Michigan to become smoke-free by 2011
Written by The Flat Hat|
April 24, 2009
All campuses in the University of Michigan system will become smoke-free July 1, 2011. Michigan president Mary Sue Coleman and executive officers unanimously approved to adopt the policy.
Each of Michigan’s three campuses, Ann Arbor, Dearborn and Flint, will implement their own programs designed to curb smoking in preparation for the ban.
“People will be protected from second-hand smoke.” Michigan student Tammie Allen said to the Flint Journal. “The environment, in general, will be better.”
Allen has been influential in organizing a student oriented effort to ban smoking on campus.
In the fall, faculty and staff will have access to free behavioral sessions and over-the-counter smoking cessation products, as well as co-pay reductions for prescription tobacco cessation products. Student smokers will have access to behavioral counseling from the University Health Service and discounts for smoking cessation products.
“Hopefully the influence will rub off on me, and I will leave my cigarettes at home,” Michigan student James Shepherd said to the Flint Journal.
Michigan anthropology professor Ananth Aiyer said the smoke-free measures are “absurd.”
“People think we’d somehow end smoking and stop all health problems. Is there going to be an anti-obesity campaign?” Aiyer said to the Flint Journal, suggesting that separate rooms with good ventilation systems for smokers should be used instead.
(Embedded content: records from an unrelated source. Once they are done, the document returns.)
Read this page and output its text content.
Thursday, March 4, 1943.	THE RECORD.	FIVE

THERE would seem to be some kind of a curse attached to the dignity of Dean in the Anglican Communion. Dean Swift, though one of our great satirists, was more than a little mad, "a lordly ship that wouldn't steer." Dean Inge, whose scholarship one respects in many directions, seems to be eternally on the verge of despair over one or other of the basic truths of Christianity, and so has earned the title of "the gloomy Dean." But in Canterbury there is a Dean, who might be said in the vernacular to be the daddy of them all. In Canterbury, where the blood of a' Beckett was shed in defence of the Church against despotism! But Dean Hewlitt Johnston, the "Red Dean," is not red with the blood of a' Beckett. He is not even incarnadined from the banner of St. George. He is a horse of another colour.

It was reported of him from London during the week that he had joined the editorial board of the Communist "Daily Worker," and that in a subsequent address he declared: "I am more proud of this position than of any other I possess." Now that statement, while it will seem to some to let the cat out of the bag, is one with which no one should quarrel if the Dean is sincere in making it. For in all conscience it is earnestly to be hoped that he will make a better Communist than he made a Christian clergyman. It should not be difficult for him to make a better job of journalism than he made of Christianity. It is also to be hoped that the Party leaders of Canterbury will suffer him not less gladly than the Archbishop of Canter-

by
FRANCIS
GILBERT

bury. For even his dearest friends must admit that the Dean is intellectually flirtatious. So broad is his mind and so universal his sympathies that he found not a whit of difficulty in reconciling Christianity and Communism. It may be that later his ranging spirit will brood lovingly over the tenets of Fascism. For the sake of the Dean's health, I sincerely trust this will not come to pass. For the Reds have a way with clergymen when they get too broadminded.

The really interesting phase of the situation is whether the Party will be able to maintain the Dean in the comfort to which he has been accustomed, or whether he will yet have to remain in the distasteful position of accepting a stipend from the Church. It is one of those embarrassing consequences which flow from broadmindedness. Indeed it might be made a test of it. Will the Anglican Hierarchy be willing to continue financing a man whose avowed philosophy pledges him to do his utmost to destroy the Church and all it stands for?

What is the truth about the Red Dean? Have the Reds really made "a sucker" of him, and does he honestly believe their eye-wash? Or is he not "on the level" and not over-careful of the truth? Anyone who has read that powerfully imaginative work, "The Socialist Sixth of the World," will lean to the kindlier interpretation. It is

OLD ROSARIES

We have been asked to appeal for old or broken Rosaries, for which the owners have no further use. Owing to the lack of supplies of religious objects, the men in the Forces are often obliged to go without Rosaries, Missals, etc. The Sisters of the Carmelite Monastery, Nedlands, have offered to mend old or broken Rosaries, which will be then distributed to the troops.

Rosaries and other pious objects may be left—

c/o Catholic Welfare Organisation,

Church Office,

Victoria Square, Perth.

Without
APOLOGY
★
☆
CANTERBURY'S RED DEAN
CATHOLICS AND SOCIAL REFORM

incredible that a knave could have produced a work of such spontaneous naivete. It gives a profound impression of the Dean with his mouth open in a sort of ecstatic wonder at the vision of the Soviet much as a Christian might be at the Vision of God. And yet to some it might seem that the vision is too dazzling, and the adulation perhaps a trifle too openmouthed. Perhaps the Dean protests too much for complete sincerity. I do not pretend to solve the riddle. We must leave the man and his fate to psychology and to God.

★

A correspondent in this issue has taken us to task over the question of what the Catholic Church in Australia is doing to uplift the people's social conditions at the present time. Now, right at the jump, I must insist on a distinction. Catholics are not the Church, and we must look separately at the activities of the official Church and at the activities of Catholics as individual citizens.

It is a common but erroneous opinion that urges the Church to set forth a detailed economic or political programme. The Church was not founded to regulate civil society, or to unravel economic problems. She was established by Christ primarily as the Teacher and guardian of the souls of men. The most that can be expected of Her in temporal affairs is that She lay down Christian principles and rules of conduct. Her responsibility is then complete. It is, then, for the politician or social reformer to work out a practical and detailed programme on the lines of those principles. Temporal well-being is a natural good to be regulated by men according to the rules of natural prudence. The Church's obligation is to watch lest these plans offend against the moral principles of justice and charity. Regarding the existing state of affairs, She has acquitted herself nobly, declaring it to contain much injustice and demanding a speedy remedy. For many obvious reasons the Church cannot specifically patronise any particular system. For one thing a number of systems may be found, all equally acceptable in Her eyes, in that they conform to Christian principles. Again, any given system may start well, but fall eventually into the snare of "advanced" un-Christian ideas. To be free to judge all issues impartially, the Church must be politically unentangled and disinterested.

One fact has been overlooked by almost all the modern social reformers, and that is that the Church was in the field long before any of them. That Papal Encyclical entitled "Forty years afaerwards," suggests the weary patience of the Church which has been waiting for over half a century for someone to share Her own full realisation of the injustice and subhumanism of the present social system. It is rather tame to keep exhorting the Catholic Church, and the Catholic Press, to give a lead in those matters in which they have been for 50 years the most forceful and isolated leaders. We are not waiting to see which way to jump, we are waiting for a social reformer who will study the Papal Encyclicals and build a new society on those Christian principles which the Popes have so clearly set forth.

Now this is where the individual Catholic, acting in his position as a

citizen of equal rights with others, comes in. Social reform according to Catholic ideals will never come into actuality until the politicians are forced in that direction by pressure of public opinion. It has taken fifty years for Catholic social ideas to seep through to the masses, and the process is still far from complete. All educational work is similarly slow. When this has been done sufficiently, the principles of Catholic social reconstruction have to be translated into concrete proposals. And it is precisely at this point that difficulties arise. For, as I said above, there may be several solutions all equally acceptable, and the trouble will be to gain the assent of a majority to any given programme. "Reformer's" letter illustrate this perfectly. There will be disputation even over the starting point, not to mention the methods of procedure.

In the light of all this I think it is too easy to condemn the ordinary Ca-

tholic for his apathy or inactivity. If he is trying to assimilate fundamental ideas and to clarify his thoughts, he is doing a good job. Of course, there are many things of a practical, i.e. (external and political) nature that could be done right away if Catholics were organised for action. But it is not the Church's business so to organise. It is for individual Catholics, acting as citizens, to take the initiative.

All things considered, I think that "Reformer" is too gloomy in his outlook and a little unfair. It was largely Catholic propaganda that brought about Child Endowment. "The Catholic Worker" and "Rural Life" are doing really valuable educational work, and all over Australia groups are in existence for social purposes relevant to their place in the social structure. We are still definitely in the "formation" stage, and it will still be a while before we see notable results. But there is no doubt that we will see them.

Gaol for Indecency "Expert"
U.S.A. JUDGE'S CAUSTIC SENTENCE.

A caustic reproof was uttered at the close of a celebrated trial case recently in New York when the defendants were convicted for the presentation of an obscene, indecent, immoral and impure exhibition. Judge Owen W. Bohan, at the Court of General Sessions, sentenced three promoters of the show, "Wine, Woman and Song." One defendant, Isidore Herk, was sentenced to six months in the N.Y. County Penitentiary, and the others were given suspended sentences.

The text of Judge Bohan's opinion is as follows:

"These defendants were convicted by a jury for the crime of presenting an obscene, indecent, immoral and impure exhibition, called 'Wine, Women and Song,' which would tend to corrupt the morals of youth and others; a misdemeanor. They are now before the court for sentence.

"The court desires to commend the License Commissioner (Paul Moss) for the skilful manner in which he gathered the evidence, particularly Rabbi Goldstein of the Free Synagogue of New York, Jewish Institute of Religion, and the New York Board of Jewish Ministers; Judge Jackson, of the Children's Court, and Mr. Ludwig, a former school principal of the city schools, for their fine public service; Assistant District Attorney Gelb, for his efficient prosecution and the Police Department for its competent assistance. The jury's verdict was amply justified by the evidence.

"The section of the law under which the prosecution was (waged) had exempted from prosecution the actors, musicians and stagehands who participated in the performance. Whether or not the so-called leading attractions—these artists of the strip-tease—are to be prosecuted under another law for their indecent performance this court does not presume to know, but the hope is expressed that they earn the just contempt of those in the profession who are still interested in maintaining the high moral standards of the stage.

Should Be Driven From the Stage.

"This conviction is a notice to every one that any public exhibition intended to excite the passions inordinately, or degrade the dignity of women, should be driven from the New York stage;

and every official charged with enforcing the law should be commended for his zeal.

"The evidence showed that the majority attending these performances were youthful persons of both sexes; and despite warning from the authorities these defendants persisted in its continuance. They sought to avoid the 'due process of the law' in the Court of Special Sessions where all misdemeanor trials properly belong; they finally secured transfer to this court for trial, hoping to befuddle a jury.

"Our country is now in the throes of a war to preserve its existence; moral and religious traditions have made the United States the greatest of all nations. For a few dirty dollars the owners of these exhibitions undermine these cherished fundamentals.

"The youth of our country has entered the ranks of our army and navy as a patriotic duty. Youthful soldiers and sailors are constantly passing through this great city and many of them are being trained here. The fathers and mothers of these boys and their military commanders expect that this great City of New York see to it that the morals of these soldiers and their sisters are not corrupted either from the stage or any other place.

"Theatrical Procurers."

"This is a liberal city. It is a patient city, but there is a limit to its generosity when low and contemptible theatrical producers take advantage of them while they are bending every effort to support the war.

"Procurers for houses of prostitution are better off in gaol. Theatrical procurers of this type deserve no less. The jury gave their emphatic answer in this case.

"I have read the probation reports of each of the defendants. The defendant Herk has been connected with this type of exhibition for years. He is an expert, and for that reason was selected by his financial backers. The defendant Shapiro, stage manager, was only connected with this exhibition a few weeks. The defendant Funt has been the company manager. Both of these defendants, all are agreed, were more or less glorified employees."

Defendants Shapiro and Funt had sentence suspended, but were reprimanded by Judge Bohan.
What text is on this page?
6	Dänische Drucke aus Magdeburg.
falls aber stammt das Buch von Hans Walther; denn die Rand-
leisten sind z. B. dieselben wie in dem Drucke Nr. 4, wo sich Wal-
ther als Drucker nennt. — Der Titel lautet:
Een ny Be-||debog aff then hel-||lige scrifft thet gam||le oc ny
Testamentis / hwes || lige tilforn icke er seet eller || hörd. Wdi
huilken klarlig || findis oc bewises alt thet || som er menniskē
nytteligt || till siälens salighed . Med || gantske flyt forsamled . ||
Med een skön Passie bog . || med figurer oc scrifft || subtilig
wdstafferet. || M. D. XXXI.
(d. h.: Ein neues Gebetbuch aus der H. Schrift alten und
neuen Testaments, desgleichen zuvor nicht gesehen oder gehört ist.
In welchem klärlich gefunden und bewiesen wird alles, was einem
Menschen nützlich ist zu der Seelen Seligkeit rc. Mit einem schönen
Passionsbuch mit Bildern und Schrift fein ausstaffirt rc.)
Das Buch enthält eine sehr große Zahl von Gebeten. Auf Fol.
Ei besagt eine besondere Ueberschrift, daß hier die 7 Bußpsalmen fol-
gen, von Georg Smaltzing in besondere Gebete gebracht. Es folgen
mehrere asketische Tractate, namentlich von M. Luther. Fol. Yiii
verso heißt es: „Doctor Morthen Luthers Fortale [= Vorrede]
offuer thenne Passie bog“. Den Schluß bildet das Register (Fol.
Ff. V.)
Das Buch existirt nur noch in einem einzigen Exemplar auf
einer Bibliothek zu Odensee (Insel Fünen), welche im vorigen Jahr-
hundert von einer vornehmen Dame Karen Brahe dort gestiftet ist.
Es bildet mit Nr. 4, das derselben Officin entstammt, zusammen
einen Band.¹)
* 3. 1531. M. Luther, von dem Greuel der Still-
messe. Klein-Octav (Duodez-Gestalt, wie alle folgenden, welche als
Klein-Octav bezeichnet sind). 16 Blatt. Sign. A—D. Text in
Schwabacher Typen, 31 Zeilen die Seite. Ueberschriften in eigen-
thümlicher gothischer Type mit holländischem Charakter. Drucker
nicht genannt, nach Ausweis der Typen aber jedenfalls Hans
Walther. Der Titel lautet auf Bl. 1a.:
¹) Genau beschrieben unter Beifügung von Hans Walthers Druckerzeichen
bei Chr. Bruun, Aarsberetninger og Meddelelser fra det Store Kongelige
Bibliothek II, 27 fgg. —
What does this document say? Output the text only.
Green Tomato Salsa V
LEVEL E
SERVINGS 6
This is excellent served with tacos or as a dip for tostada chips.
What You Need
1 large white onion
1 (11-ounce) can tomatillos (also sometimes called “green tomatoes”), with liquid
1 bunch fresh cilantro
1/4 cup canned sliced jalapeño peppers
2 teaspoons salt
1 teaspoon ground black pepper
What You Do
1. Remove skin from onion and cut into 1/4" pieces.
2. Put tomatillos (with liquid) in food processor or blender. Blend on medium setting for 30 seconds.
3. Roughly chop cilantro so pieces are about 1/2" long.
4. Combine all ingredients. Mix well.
According to Media-Newswire, the Smoke Free University Steering Committee, co-chaired by School of Public Health Dean Kenneth Warner and Michigan Chief Health Officer and Director of University Health Services Dr. Robert Winfield, will implement the policy.
“It’ll be a transparent process and will take time to consider numerous issues. But the outcome is worthwhile,” Warner said to Media-newswire.
Smokers, non-smokers and former smokers from all three campuses will participate in the committees.
“We want a healthier campus — a campus for students where it’s harder to start smoking,” Winfield said to The State News, Michigan State University’s student-run newspaper. “We want to create a climate of health and well-being, which encourages people to stop smoking.”